# Damn ECDC6.MSI (roxio easy cd creator 6)



## woualex

Ok, here is the problem...

  I install a new cd driver and when I clicked on the icon in "My computer",

  there is a "windows installer" window.  It says to insert the "easy cd creator

  6" to continue the installation.  But I allready install it and I don't have the cd

  installer. So, I seek fo ECDC6.MSI on Kazaa.  It says : 

"A version is allready install on your computer, please uninstall the version before installing this one."

The second problem is that there is not an uninstaller for roxio 6, even not 

  in the control panel.  So, if someone has the same problem or knows where

  I can find the uninstaller reply please.​


----------



## Praetor

Try the Roxio uninstaller: http://softwareupdates.roxio.com/gm/support/tools/roxizap.exe 

Also, stay away from Roxio ... their products are crappy ... if you're looking for a general purpose burning application, Nero BurningROM is a much better choice (and certainly less of a hassle)


----------



## woualex

Thanks for the tip Praetor, and I had nero  burning rom before I changed for roxio and I think I have the cd somewhere.


----------



## Praetor

Well worth the switch back to Nero-territory. Much more support for that proggie (not to mention far fewer flaws heehee)


----------



## woualex

I delete roxio but the "windows installer" window is always appearing.  But I 

  find something, when I stop "IKernel.exe" in "task" the message stops.  But I 

  don't know what is the link between the message about "ecdc.msi" and " 

  IKernel.exe".  And when I open anything, a clip, picture, etc., "Ikerel.exe" 

  reappear and the message also.


----------



## Praetor

> I delete roxio but the "windows installer" window is always appearing. But I find something, when I stop "IKernel.exe" in "task" the message stops. But I don't know what is the link between the message about "ecdc.msi" and " IKernel.exe". And when I open anything, a clip, picture, etc., "Ikerel.exe" reappear and the message also.

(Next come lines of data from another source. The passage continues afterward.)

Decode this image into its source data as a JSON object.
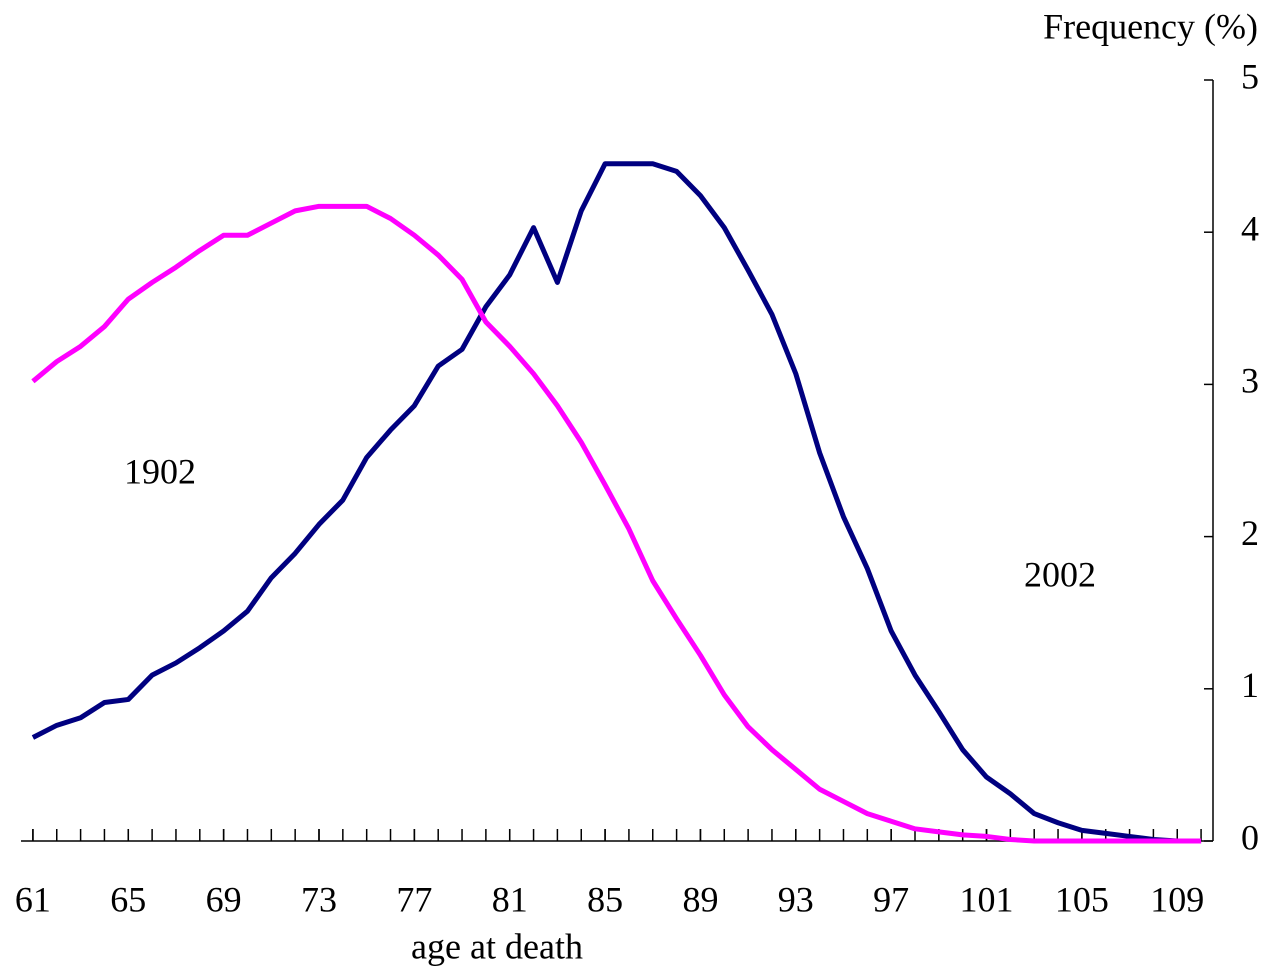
{
  "chart_data": {
    "type": "line",
    "title": "Frequency (%)",
    "x_label": "age at death",
    "annotations": [
      "1902",
      "2002"
    ],
    "x": [
      61,
      62,
      63,
      64,
      65,
      66,
      67,
      68,
      69,
      70,
      71,
      72,
      73,
      74,
      75,
      76,
      77,
      78,
      79,
      80,
      81,
      82,
      83,
      84,
      85,
      86,
      87,
      88,
      89,
      90,
      91,
      92,
      93,
      94,
      95,
      96,
      97,
      98,
      99,
      100,
      101,
      102,
      103,
      104,
      105,
      106,
      107,
      108,
      109,
      110
    ],
    "xlim": [
      60.5,
      110.5
    ],
    "xticks": [
      61,
      65,
      69,
      73,
      77,
      81,
      85,
      89,
      93,
      97,
      101,
      105,
      109
    ],
    "ylim": [
      0,
      5
    ],
    "yticks": [
      0,
      1,
      2,
      3,
      4,
      5
    ],
    "series": [
      {
        "name": "2002",
        "color": "#000080",
        "values": [
          0.68,
          0.76,
          0.81,
          0.91,
          0.93,
          1.09,
          1.17,
          1.27,
          1.38,
          1.51,
          1.73,
          1.89,
          2.08,
          2.24,
          2.52,
          2.7,
          2.86,
          3.12,
          3.23,
          3.51,
          3.72,
          4.03,
          3.67,
          4.14,
          4.45,
          4.45,
          4.45,
          4.4,
          4.24,
          4.03,
          3.75,
          3.46,
          3.07,
          2.55,
          2.13,
          1.79,
          1.38,
          1.09,
          0.85,
          0.6,
          0.42,
          0.31,
          0.18,
          0.12,
          0.07,
          0.05,
          0.03,
          0.01,
          0,
          0
        ]
      },
      {
        "name": "1902",
        "color": "#ff00ff",
        "values": [
          3.02,
          3.15,
          3.25,
          3.38,
          3.56,
          3.67,
          3.77,
          3.88,
          3.98,
          3.98,
          4.06,
          4.14,
          4.17,
          4.17,
          4.17,
          4.09,
          3.98,
          3.85,
          3.69,
          3.41,
          3.25,
          3.07,
          2.86,
          2.62,
          2.34,
          2.05,
          1.71,
          1.46,
          1.22,
          0.96,
          0.75,
          0.6,
          0.47,
          0.34,
          0.26,
          0.18,
          0.13,
          0.08,
          0.06,
          0.04,
          0.03,
          0.01,
          0,
          0,
          0,
          0,
          0,
          0,
          0,
          0
        ]
      }
    ]
  }
}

1. You dont have to make hard-returns ... the forum automatically take care of that for you 

2. See what I mean about Roxio hassles? 

3. Try running a registry cleaner to get rid of the garbage left over

4. A quick "patch-up solution" to the problem might be to get some type of startup manager and stop it from starting. I use StartMan which you can get from here: http://home.ptd.net/~don5408/toolbox/startupcpl/


----------



## woualex

Thanks, I dwl your program and it works.


----------



## Praetor

Glad I could help!


----------



## akwise

For those that don't have Nero to use, there is a solution with the missing ECDC6.msi file for Roxio.  This is the BEST answer for this problem. I had been having this problem for about 2 months and was just able to figure this out after so much frustration! Windows is trying to perform an on-demand installation. So you'll need to go access the Application Log in Event Viewer. Perform these steps:
1) Run the following command. Click => Start => Run and type, eventvwr.msc, Click OK
2) In the Event Viewer, double click Application
3) Find the Error that has in the Source Field "MsiInstaller" - this error will say something to the effect that the Easy CD DVD Creator could not continue.
4) Open the item below that, it should be a Warning, it might say something about detection of product and some component failed (mine said DragtoDisc failed)
5) The Warning item below that one should be the one that you need to find a particular file to open, it should say "Detection of Product....feature ECDC6 component....failed. The resource C:|WINDOWS\System 32\RICHTX32.OCX does not exist. So, I was missing a file called RICHTX32.OCX. If you are missing the same file, jot down the path where the file needs to be.
6) Go to this website: http://www.ascentive.com/support/new/suppo...me=RICHTX32.OCX
7) 1/2 way down the page after the bold word Alternatively, Right click on Download RICHTX32.OCX and save to the path you wrote in #6 above.

If you are missing a different file than in #5, just input that file name in Google.com and you should come up with files you can download.

I hope this helps! It helped me!


----------